NR | 39m | Documentary | 2024
One might logically assume that more organizations are working to prevent illegal immigration than to foster it, since, by definition, it is illegal. Yet (maybe not so surprisingly) that apparently is not the case.
Criminal cartels’ lucrative business of trafficking people into the United States is somewhat recognized by average people, thanks to films such as “The Marksman.” However, typical Americans will be shocked to learn how nongovernmental organizations (NGOs), very definitely including the United Nations (U.N.) constituent organizations, actively promote the influx of illegal migrants across our southern border.
Director and on-camera presenter Joshua Philipp investigates the situation at a crucial Panamanian juncture for trafficked migrants in the EpochTV-produced short documentary “Weapons of Mass Migration.”
“Weapons of Mass Migration” is nothing like the typical network news report, explaining away the social and economic costs of unchecked immigration, from the comfort of the Upper West Side. Mr. Philipp is on the ground at the Darién Gap, where South America connects to Central America. It is the one discontinuous break in a major migration route leading from South America to our southern border. Currently, it requires a water crossing, but construction of a bridge is well underway—thanks to China’s predatory Belt and Road Initiative infrastructure financing campaign.

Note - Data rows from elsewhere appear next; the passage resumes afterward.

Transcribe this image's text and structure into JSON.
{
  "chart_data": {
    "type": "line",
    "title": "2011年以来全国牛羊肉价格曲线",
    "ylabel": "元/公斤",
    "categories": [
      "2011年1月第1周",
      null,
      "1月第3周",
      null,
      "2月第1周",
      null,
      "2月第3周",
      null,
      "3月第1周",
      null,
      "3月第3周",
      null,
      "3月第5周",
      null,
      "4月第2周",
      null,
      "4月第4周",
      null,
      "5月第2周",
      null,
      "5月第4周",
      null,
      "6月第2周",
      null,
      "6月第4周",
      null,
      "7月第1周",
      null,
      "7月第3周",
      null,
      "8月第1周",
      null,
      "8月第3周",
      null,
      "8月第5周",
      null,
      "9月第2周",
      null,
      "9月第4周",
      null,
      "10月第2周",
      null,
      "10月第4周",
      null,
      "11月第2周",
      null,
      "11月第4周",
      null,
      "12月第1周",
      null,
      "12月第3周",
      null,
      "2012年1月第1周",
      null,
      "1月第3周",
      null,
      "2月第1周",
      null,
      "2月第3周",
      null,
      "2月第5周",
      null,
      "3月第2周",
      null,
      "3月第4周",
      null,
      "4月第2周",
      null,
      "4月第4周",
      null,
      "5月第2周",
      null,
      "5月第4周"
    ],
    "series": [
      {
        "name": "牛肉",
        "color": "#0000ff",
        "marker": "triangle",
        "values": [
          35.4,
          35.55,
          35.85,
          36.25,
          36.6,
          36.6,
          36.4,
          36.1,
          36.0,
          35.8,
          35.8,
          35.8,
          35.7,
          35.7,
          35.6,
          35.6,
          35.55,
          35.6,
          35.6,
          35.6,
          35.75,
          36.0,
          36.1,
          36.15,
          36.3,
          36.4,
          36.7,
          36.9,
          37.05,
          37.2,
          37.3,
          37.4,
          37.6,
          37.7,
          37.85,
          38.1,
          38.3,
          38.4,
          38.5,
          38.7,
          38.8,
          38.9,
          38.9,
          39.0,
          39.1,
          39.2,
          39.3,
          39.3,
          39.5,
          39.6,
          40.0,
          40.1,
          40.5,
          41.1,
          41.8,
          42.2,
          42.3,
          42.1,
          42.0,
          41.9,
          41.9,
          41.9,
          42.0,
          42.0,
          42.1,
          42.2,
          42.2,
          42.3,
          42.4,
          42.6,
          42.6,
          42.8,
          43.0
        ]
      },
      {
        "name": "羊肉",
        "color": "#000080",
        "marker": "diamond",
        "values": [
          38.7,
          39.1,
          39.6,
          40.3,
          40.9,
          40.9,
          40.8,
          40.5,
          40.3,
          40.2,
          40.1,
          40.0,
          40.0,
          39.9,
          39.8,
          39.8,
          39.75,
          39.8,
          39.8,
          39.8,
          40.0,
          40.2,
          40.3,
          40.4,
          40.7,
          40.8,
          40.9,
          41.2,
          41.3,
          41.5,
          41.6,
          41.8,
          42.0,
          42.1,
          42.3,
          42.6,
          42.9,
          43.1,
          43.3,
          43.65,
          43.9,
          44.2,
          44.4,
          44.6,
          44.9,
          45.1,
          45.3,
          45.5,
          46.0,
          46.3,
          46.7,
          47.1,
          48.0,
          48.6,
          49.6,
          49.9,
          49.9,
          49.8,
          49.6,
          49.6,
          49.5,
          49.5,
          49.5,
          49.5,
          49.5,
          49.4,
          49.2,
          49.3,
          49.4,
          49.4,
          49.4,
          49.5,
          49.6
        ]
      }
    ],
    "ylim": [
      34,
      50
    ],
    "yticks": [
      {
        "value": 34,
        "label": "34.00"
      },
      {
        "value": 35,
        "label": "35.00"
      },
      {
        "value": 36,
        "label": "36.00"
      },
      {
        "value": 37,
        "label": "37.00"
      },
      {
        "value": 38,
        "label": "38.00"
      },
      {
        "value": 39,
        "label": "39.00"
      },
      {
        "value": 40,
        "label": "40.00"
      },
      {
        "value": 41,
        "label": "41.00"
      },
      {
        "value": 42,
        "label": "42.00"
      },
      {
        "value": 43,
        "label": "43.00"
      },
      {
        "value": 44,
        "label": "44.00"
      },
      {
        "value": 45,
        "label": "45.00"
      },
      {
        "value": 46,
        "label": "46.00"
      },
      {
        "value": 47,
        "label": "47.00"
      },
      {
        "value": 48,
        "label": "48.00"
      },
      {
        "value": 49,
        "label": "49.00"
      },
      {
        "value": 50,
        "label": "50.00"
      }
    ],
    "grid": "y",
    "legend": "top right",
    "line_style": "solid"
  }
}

The Chinese Communist Party (CCP) regime is definitely one of the suspicious parties that emerge during Mr. Philipp’s report. It is not just Belt and Road projects. There is good reason to fear that China exploits the United States’ lax border security to smuggle agents into the country, judging from the huge inventories of imported Mandarin language-packaged Chinese food that Mr. Philipp finds in stores servicing the Darién Gap crossing.
It is also clear the U.N. is deeply involved in the Darién Gap chaos, given the presence of the U.N. High Commissioner for Refugees (UNHCR) and the U.N. International Organization for Migration (IOM), but the exact nature of their role is disconcertingly murky. None of their considerable office space ever seems to be open for business. Likewise, all of Mr. Philipp’s interview requests submitted to the various U.N. agency press offices were either ignored or declined.
Since Mr. Philipp gave UNHCR and IOM ample opportunity to explain their business in and around the Darién Gap, they have no standing to complain when the on-camera experts speculate regarding the NGOs’ motives—rather unflatteringly.
Regardless, whether the NGOs’ promotion of illegal immigration is a conscious attempt to undermine national sovereignty (as some suspect), or not, Mr. Philipp makes it clear that the biggest victims are the migrants themselves. So many of them have suffered horribly at the hands of their traffickers, with whom the U.N. agencies seem to be acting as de facto accomplices, at least to some extent.
This is definitely eye-opening stuff. Again, Mr. Philipp is very much on the scene and in the thick of it, with the help of several Darién-based correspondents, who help facilitate and guide his fact-finding tour. The most notable might be independent war correspondent and photojournalist Michael Yon, whose “In His Arms” photo of a U.S. Army officer cradling a little Iraqi girl wounded by a car bomb became one of the most enduring images of the Iraq War.
There are many economic, social, and political implications to the migrant tidal wave, but Mr. Philipp and his experts make a convincing case that national security ramifications are the most important. They have also been the most underreported. It is frightening to think about how many bad actors the CCP regime has successfully smuggled across the border—and how many more might be on the way.
“Weapons of Mass Migration” is a jarring wake-up call. It also makes its points in a svelte, lucid 39-minute running time.
It is highly recommended as a concise, multi-pronged exposé into the potential dangers of unchecked migration, including those faced by the migrants themselves.